T.I.: I think it’s a discussion and also a kind of fight, as to what democracy is. And that is the good side to what is happening in Switzerland.

This problem is not only in Switzerland, if you go outside the country, you will see it too – rightwing politicians see in Switzerland what they could have if they had the direct democracy system. They could make an agenda, which would never be possible in France, Germany or England, that is why they’re so interested in what’s happening in here.

The problem is maybe not the direct democracy, but that we don’t have a clear way to weigh up the problems. In Germany, I was told it would never have been possible to have an initiative against minarets there. The constitutional court would say ‘no’, because it goes against human rights.

They have mechanisms which we don’t have. But we need some, I don’t know which ones, but we need a discussion. It’s quite common at the moment in other countries, in Britain for example, to cite Switzerland as a prime example of direct democracy. In your film you went to various different other countries. What did you find there about how people view Switzerland?

T.I.: I saw a lot of interest, people asking why they don’t have this in their own country. And I think that’s right. We have something very special. But I also saw other people who recognised the problems we have now in Switzerland, and who wondered if it is maybe better to stay with a system where you have a representative democracy, with parliament in charge.
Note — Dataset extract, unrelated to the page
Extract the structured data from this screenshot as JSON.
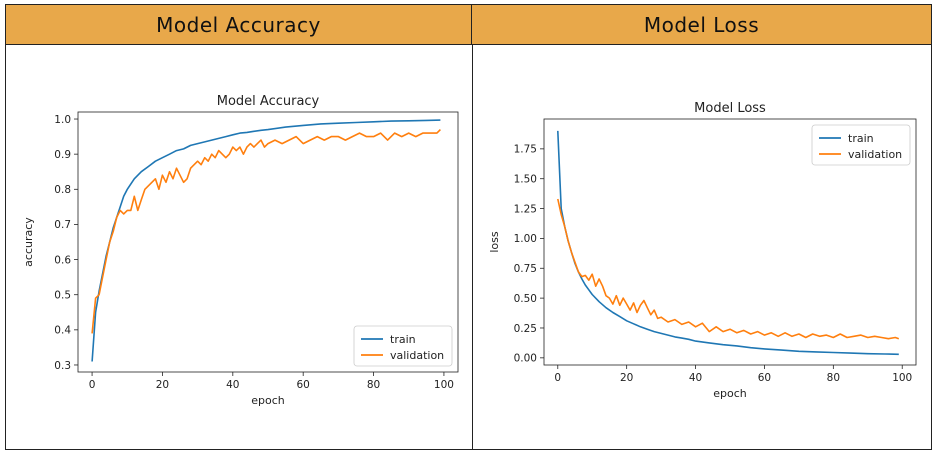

We have our own tradition, our own history with this system…it would be very different, if in Britain, parliament decided to install direct democracy. It would be different and that’s also OK. We cannot try to push our idea of direct democracy on other people. It has to come out of their own system.

I hope for other countries that the people have more opportunity to participate through referendums and initiatives, but you cannot recreate Switzerland across the whole world. As a point of inspiration, I think it’s very interesting, and also to see what the limits are.